いま一緒に付き添ってくれている美童と野梨子がそれぞれの用事で席をはずした隙に、清四郎は悠理の首筋に指で触れた。 血管形成が終わる頃に剣菱の肝いりで派遣されてきた凄腕の美容形成外科医の手で傷口は見事な埋没縫合をされていた。 数日の間はテープで上から固定されているが、悠理ほど健康な若い者であれば1週間か10日ほどで皮膚はくっついてしまうだろう。 傷の向きも右寄りに横一文字。
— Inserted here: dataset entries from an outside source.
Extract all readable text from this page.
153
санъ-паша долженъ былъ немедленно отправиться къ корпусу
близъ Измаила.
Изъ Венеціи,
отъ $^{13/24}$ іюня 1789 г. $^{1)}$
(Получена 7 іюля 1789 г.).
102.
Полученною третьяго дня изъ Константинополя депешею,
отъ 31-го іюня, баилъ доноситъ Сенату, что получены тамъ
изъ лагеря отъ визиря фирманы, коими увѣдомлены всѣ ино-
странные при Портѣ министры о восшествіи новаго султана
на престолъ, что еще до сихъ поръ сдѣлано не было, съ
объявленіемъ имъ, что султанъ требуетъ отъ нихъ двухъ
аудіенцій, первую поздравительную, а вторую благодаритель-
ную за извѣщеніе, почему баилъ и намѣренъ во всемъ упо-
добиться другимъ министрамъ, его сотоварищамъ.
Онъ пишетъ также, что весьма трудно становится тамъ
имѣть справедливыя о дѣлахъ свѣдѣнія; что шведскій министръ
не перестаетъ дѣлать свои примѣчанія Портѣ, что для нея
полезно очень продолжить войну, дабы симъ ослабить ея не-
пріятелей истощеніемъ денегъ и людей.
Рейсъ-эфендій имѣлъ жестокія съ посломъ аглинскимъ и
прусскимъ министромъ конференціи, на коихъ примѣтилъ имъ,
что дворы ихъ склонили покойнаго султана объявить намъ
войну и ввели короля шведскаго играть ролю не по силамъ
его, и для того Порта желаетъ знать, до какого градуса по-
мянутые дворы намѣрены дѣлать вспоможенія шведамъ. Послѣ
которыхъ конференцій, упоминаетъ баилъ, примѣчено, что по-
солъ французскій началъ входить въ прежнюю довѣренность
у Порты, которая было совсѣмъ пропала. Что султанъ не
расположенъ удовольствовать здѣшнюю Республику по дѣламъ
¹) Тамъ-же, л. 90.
いずれ傷跡は首の皺と同化してわからなくなるに違いない。 「プロの切れ味鋭いナイフなのも不幸中の幸いでしたね」 清四郎は呟きながら指を這わせ、傷口にそっと己の唇を寄せた。
すると、 「ん……」 という小さなうめき声とともに、悠理の眉が寄った。 「悠理?」 清四郎が彼女の顔のほうを見上げると、眩しそうにうっすらと、彼女の瞼が開く。 そして彼女の色素の薄い茶色の瞳が彼の黒い瞳を捉えた。 声は出さずに唇がゆっくり動く。 「せいしろう」 と。
それだけで清四郎には十分だった。 彼は彼女の頬を己の両手で挟むように覆うと、ずっとずっと彼女に伝えたかったのに伝えることができなかったただ一言を告げた。